What would you say to parents experiencing PA?
First, I say that I am sorry. I am sorry that this is happening to them. No one deserves to be the target of this serious form of domestic violence.
I say that they are not alone. There are millions of us, but we have been silenced. Many people reach out to me because I have spoken out about this problem… risking the attacks and criticisms from flying monkeys and other people who are resistant to change. So I ask that they do the same. Alone, we are tiny screams. Together, we are a voice that cannot be ignored anymore. There are ways to do this without making the situation with our children worse. We can work together to make this happen so that no other parent or child needs to experience parental alienation.
What’s the biggest hurdle in stopping PA?
I think the largest obstacle we face is changing how we as a society see the problem. I see parental alienation as a form of domestic violence because it meets all definitional criteria. Specifically, damaging the relationship between a parent and child is considered psychological aggression by the U.S. Department of Justice. When we see it that way, the protections for victims of the violence can become extended to targeted parents. Similarly, we can then prosecute parents who are engaging in alienating behaviors.
Today, many people don't see the problem or see it as something it is not. When we get people to see the alienator’s behaviors as domestic violence, we will have more protections under the law. We will be blamed less for what is happening to us. We will develop and offer better solutions for families that need them.
What is your vision for Simply Parent?
My goal is for Simply Parent to be a place where alienated parents can go and not feel judged. Not have to explain their innocence. Get support for the loss of their children or the relationship they wish they could have with them.
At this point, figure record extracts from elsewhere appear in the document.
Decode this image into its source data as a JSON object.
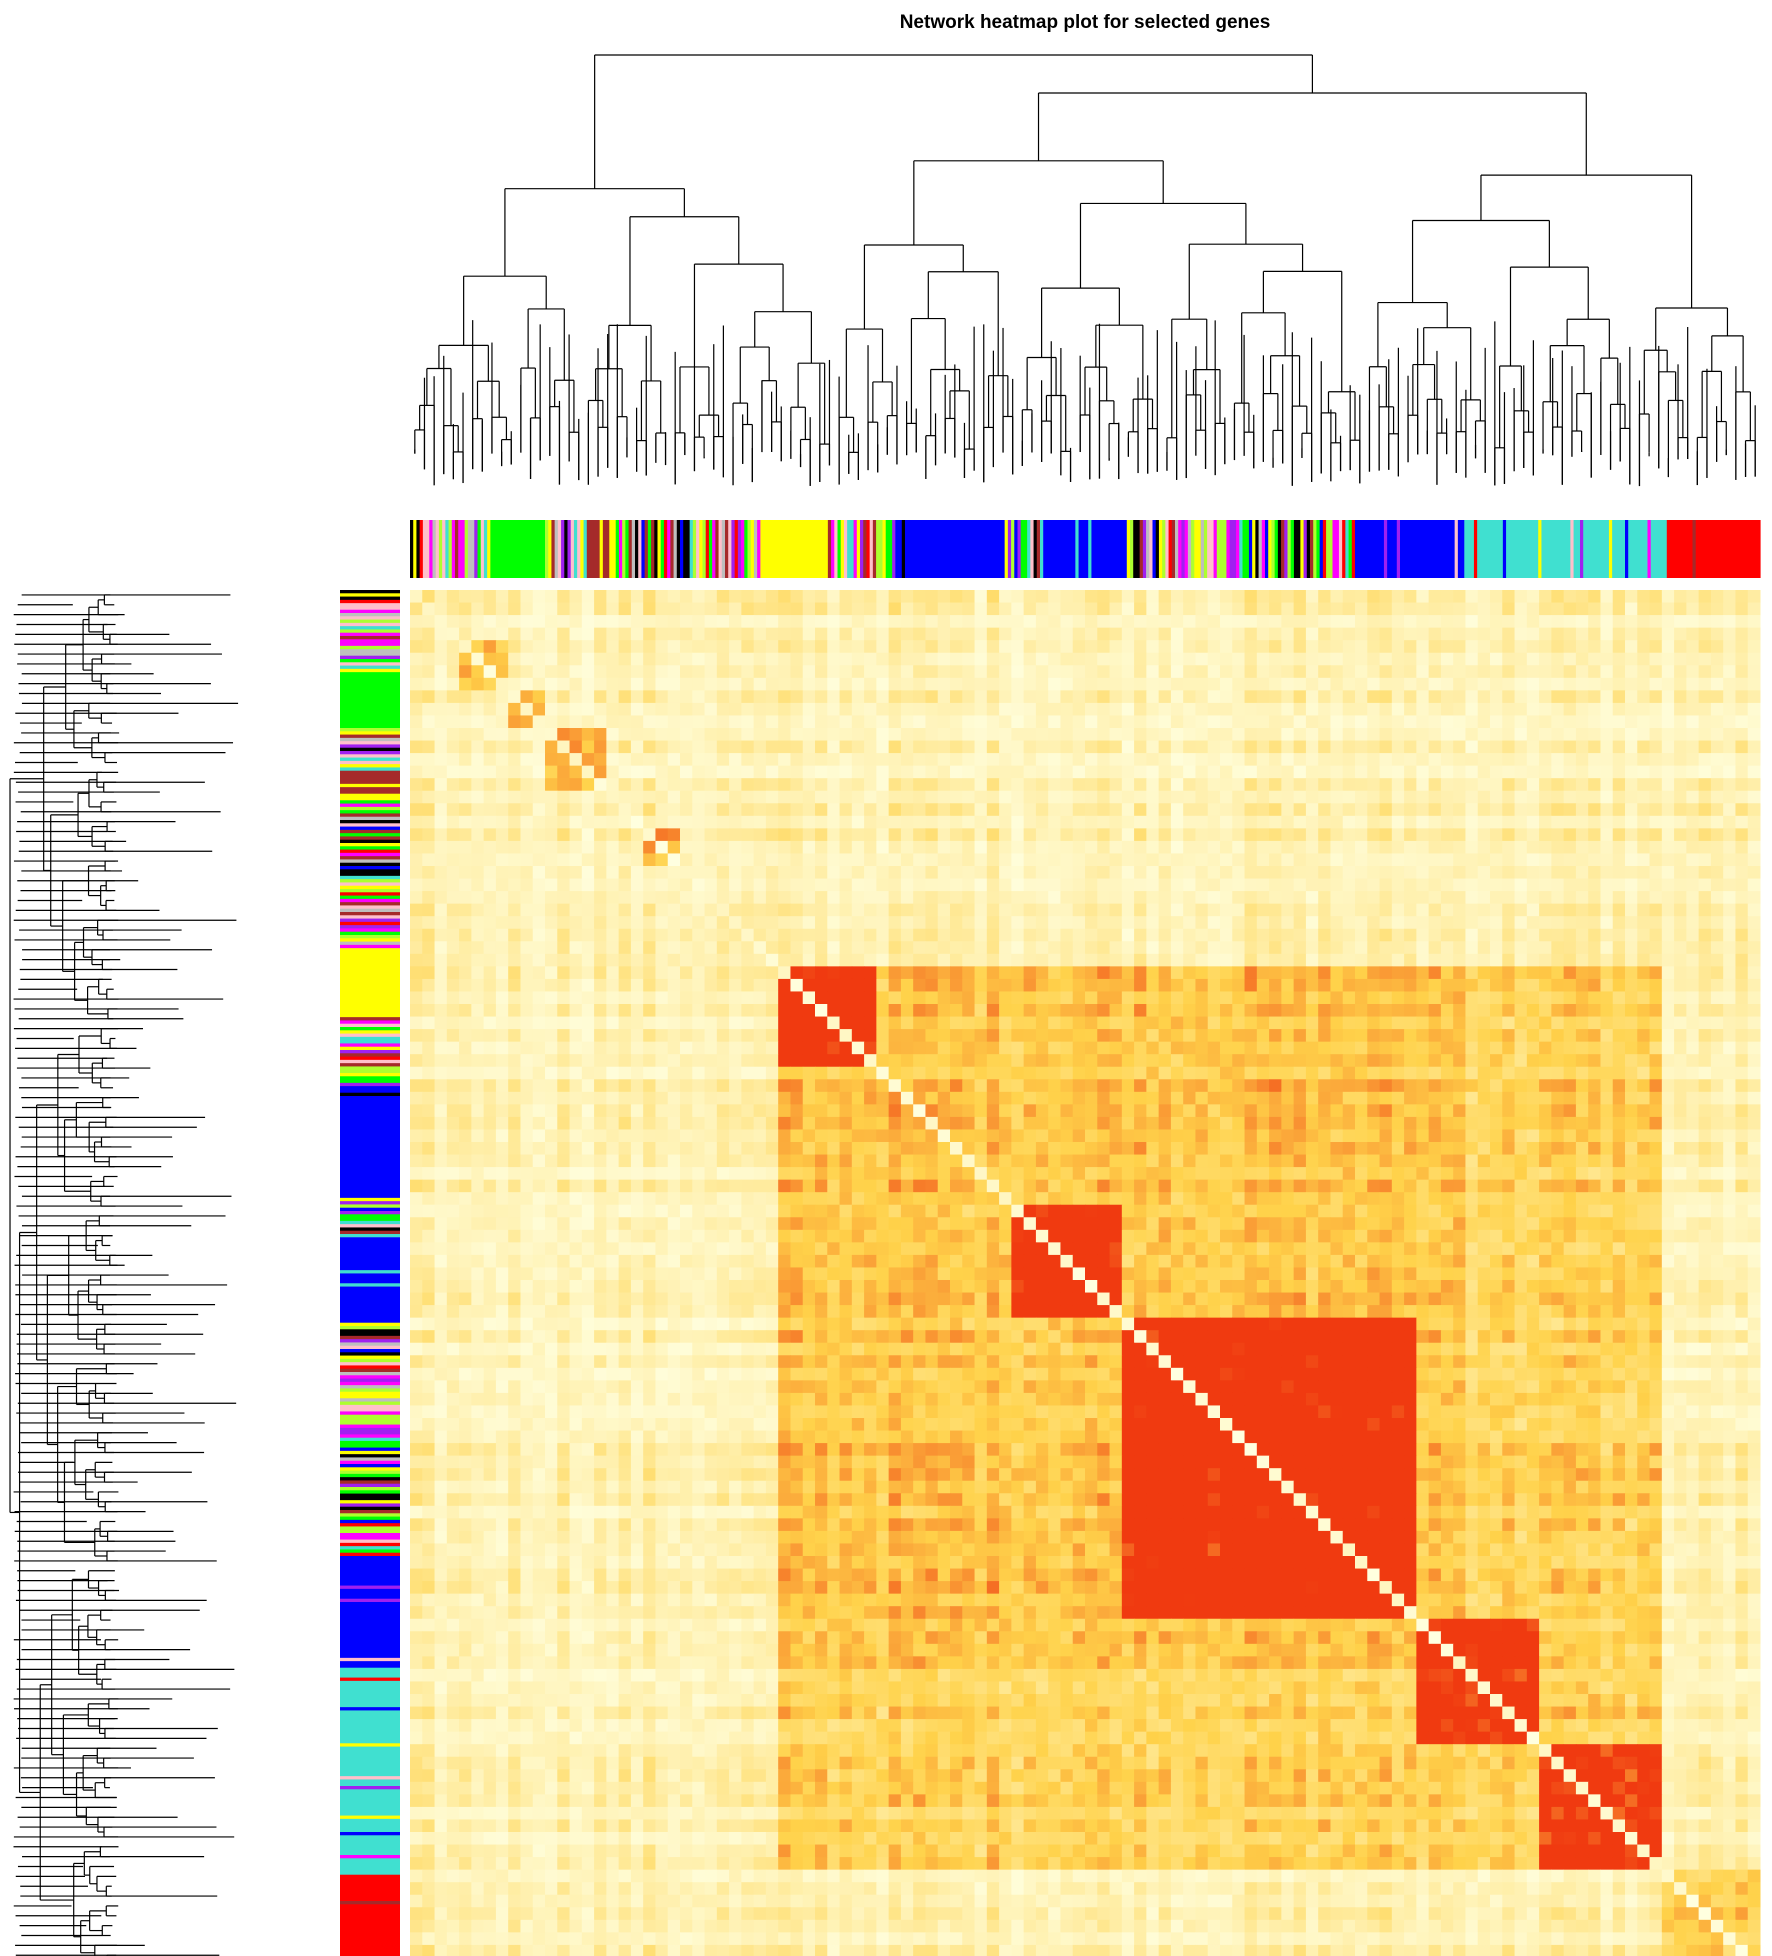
{
  "chart_data": {
    "type": "heatmap",
    "title": "Network heatmap plot for selected genes",
    "description_kind": "TOM network heatmap with gene dendrograms and module color bars",
    "colormap": {
      "low": "#FFFFE0",
      "mid": "#FFD24A",
      "high": "#F03A10"
    },
    "module_order": [
      "turquoise",
      "blue",
      "brown",
      "yellow",
      "green",
      "red",
      "black",
      "pink",
      "magenta",
      "purple",
      "greenyellow",
      "grey"
    ],
    "module_colors": {
      "turquoise": "#40E0D0",
      "blue": "#0000FF",
      "brown": "#A52A2A",
      "yellow": "#FFFF00",
      "green": "#00FF00",
      "red": "#FF0000",
      "black": "#000000",
      "pink": "#FFC0CB",
      "magenta": "#FF00FF",
      "purple": "#A020F0",
      "greenyellow": "#ADFF2F",
      "grey": "#BEBEBE"
    },
    "module_blocks": [
      {
        "module": "mixed",
        "start": 0.0,
        "end": 0.06
      },
      {
        "module": "green",
        "start": 0.06,
        "end": 0.1
      },
      {
        "module": "mixed",
        "start": 0.1,
        "end": 0.13
      },
      {
        "module": "brown",
        "start": 0.13,
        "end": 0.15
      },
      {
        "module": "mixed",
        "start": 0.15,
        "end": 0.26
      },
      {
        "module": "yellow",
        "start": 0.26,
        "end": 0.31
      },
      {
        "module": "mixed",
        "start": 0.31,
        "end": 0.36
      },
      {
        "module": "blue",
        "start": 0.36,
        "end": 0.44
      },
      {
        "module": "mixed",
        "start": 0.44,
        "end": 0.47
      },
      {
        "module": "blue",
        "start": 0.47,
        "end": 0.53
      },
      {
        "module": "mixed",
        "start": 0.53,
        "end": 0.7
      },
      {
        "module": "blue",
        "start": 0.7,
        "end": 0.78
      },
      {
        "module": "turquoise",
        "start": 0.78,
        "end": 0.93
      },
      {
        "module": "red",
        "start": 0.93,
        "end": 1.0
      }
    ],
    "diagonal_blocks": [
      {
        "module": "pink",
        "start": 0.04,
        "end": 0.07,
        "strength": 0.55
      },
      {
        "module": "green",
        "start": 0.07,
        "end": 0.1,
        "strength": 0.65
      },
      {
        "module": "brown",
        "start": 0.1,
        "end": 0.15,
        "strength": 0.7
      },
      {
        "module": "magenta",
        "start": 0.17,
        "end": 0.2,
        "strength": 0.65
      },
      {
        "module": "yellow",
        "start": 0.27,
        "end": 0.35,
        "strength": 0.85
      },
      {
        "module": "blue",
        "start": 0.45,
        "end": 0.53,
        "strength": 0.85
      },
      {
        "module": "blue",
        "start": 0.53,
        "end": 0.75,
        "strength": 0.9
      },
      {
        "module": "turquoise",
        "start": 0.75,
        "end": 0.84,
        "strength": 0.9
      },
      {
        "module": "turquoise",
        "start": 0.84,
        "end": 0.93,
        "strength": 0.8
      },
      {
        "module": "red",
        "start": 0.93,
        "end": 1.0,
        "strength": 0.45
      }
    ],
    "grid": false,
    "legend": "none"
  }
}
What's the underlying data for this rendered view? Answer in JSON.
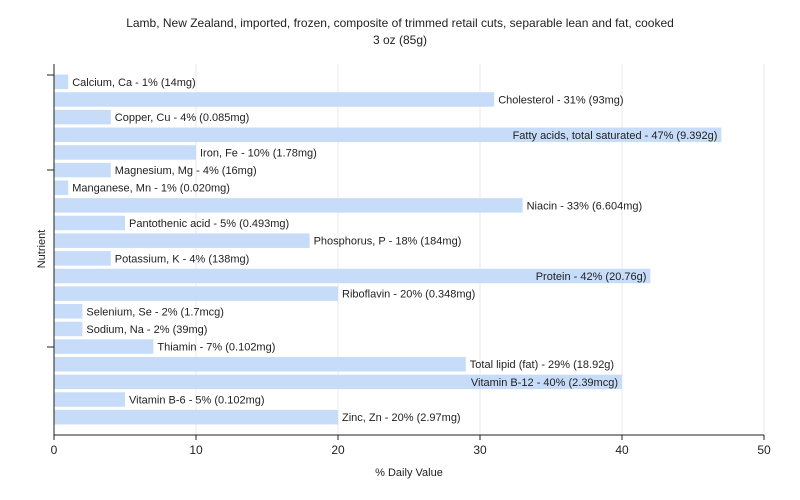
{
  "chart_data": {
    "type": "bar",
    "orientation": "horizontal",
    "title": "Lamb, New Zealand, imported, frozen, composite of trimmed retail cuts, separable lean and fat, cooked",
    "subtitle": "3 oz (85g)",
    "xlabel": "% Daily Value",
    "ylabel": "Nutrient",
    "xlim": [
      0,
      50
    ],
    "xticks": [
      0,
      10,
      20,
      30,
      40,
      50
    ],
    "grid": true,
    "bar_color": "#c6dcf9",
    "categories": [
      "Calcium, Ca",
      "Cholesterol",
      "Copper, Cu",
      "Fatty acids, total saturated",
      "Iron, Fe",
      "Magnesium, Mg",
      "Manganese, Mn",
      "Niacin",
      "Pantothenic acid",
      "Phosphorus, P",
      "Potassium, K",
      "Protein",
      "Riboflavin",
      "Selenium, Se",
      "Sodium, Na",
      "Thiamin",
      "Total lipid (fat)",
      "Vitamin B-12",
      "Vitamin B-6",
      "Zinc, Zn"
    ],
    "values": [
      1,
      31,
      4,
      47,
      10,
      4,
      1,
      33,
      5,
      18,
      4,
      42,
      20,
      2,
      2,
      7,
      29,
      40,
      5,
      20
    ],
    "labels": [
      "Calcium, Ca - 1% (14mg)",
      "Cholesterol - 31% (93mg)",
      "Copper, Cu - 4% (0.085mg)",
      "Fatty acids, total saturated - 47% (9.392g)",
      "Iron, Fe - 10% (1.78mg)",
      "Magnesium, Mg - 4% (16mg)",
      "Manganese, Mn - 1% (0.020mg)",
      "Niacin - 33% (6.604mg)",
      "Pantothenic acid - 5% (0.493mg)",
      "Phosphorus, P - 18% (184mg)",
      "Potassium, K - 4% (138mg)",
      "Protein - 42% (20.76g)",
      "Riboflavin - 20% (0.348mg)",
      "Selenium, Se - 2% (1.7mcg)",
      "Sodium, Na - 2% (39mg)",
      "Thiamin - 7% (0.102mg)",
      "Total lipid (fat) - 29% (18.92g)",
      "Vitamin B-12 - 40% (2.39mcg)",
      "Vitamin B-6 - 5% (0.102mg)",
      "Zinc, Zn - 20% (2.97mg)"
    ]
  }
}
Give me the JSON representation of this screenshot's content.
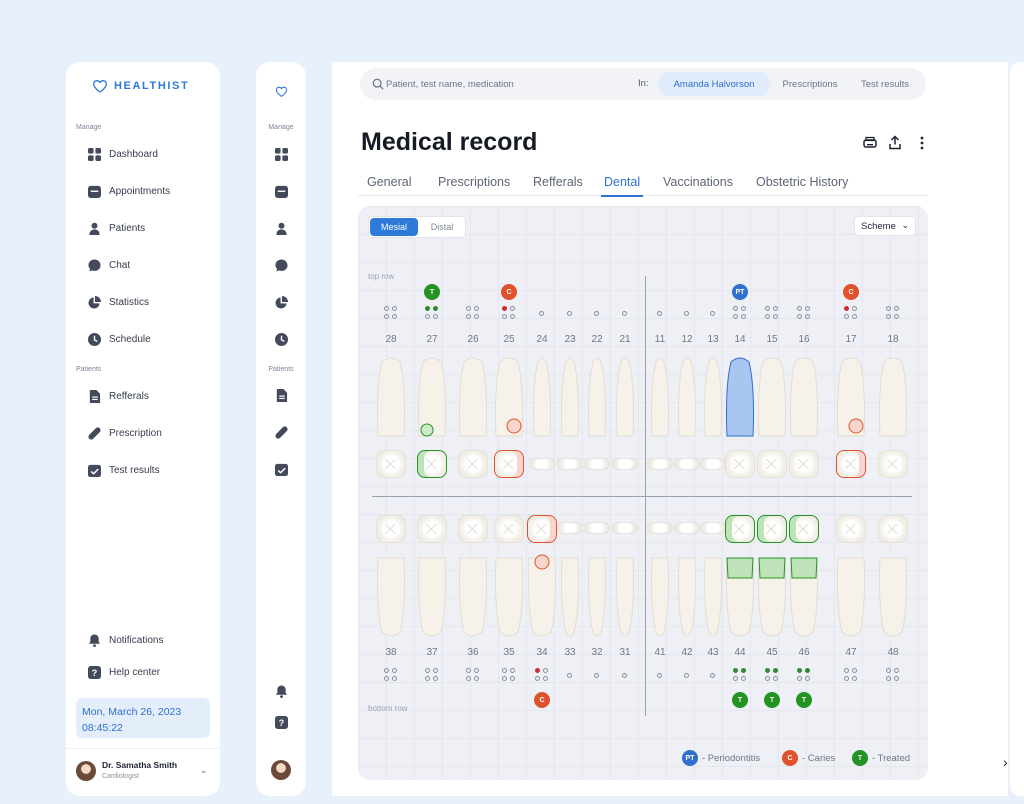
{
  "brand": {
    "name": "HEALTHIST"
  },
  "sidebar": {
    "manage_label": "Manage",
    "patients_label": "Patients",
    "manage_items": [
      {
        "label": "Dashboard",
        "icon": "grid-icon"
      },
      {
        "label": "Appointments",
        "icon": "calendar-icon"
      },
      {
        "label": "Patients",
        "icon": "user-icon"
      },
      {
        "label": "Chat",
        "icon": "chat-icon"
      },
      {
        "label": "Statistics",
        "icon": "pie-chart-icon"
      },
      {
        "label": "Schedule",
        "icon": "clock-icon"
      }
    ],
    "patient_items": [
      {
        "label": "Refferals",
        "icon": "document-icon"
      },
      {
        "label": "Prescription",
        "icon": "pill-icon"
      },
      {
        "label": "Test results",
        "icon": "checklist-icon"
      }
    ],
    "footer_items": [
      {
        "label": "Notifications",
        "icon": "bell-icon"
      },
      {
        "label": "Help center",
        "icon": "question-icon"
      }
    ],
    "date": "Mon, March 26, 2023",
    "time": "08:45:22",
    "user": {
      "name": "Dr. Samatha Smith",
      "role": "Cardiologist"
    }
  },
  "search": {
    "placeholder": "Patient, test name, medication",
    "in_label": "In:",
    "chips": [
      "Amanda Halvorson",
      "Prescriptions",
      "Test results"
    ]
  },
  "page_title": "Medical record",
  "tabs": [
    "General",
    "Prescriptions",
    "Refferals",
    "Dental",
    "Vaccinations",
    "Obstetric History"
  ],
  "active_tab": "Dental",
  "chart": {
    "view_toggle": [
      "Mesial",
      "Distal"
    ],
    "active_view": "Mesial",
    "scheme_label": "Scheme",
    "top_row_label": "top row",
    "bottom_row_label": "bottom row",
    "top_teeth": [
      "28",
      "27",
      "26",
      "25",
      "24",
      "23",
      "22",
      "21",
      "11",
      "12",
      "13",
      "14",
      "15",
      "16",
      "17",
      "18"
    ],
    "bottom_teeth": [
      "38",
      "37",
      "36",
      "35",
      "34",
      "33",
      "32",
      "31",
      "41",
      "42",
      "43",
      "44",
      "45",
      "46",
      "47",
      "48"
    ],
    "top_badges": {
      "27": "T",
      "25": "C",
      "14": "PT",
      "17": "C"
    },
    "bottom_badges": {
      "34": "C",
      "44": "T",
      "45": "T",
      "46": "T"
    },
    "legend": [
      {
        "code": "PT",
        "label": "- Periodontitis"
      },
      {
        "code": "C",
        "label": "- Caries"
      },
      {
        "code": "T",
        "label": "- Treated"
      }
    ],
    "colors": {
      "treated": "#239323",
      "caries": "#e0522c",
      "periodontitis": "#2f6fcd"
    }
  }
}
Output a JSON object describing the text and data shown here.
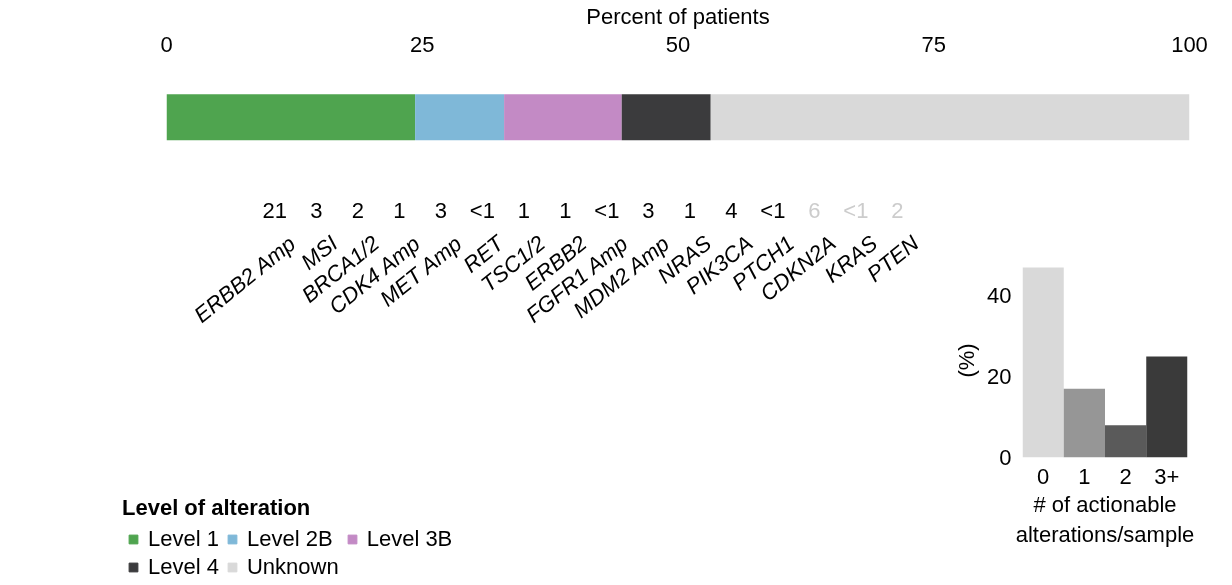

I hope to continue contributing a scientific perspective to the problem and use this to help parents. While many parental alienation groups (e.g., social media, non-profits) have formed over the last few years, my vision is that Simply Parent can be a conduit to amplify our voices and to consolidate research and our experiences into a clear message to the world that we are alienated, that it is not OK, and that we and our children need protections under the law. I hope that millions join us in this mission!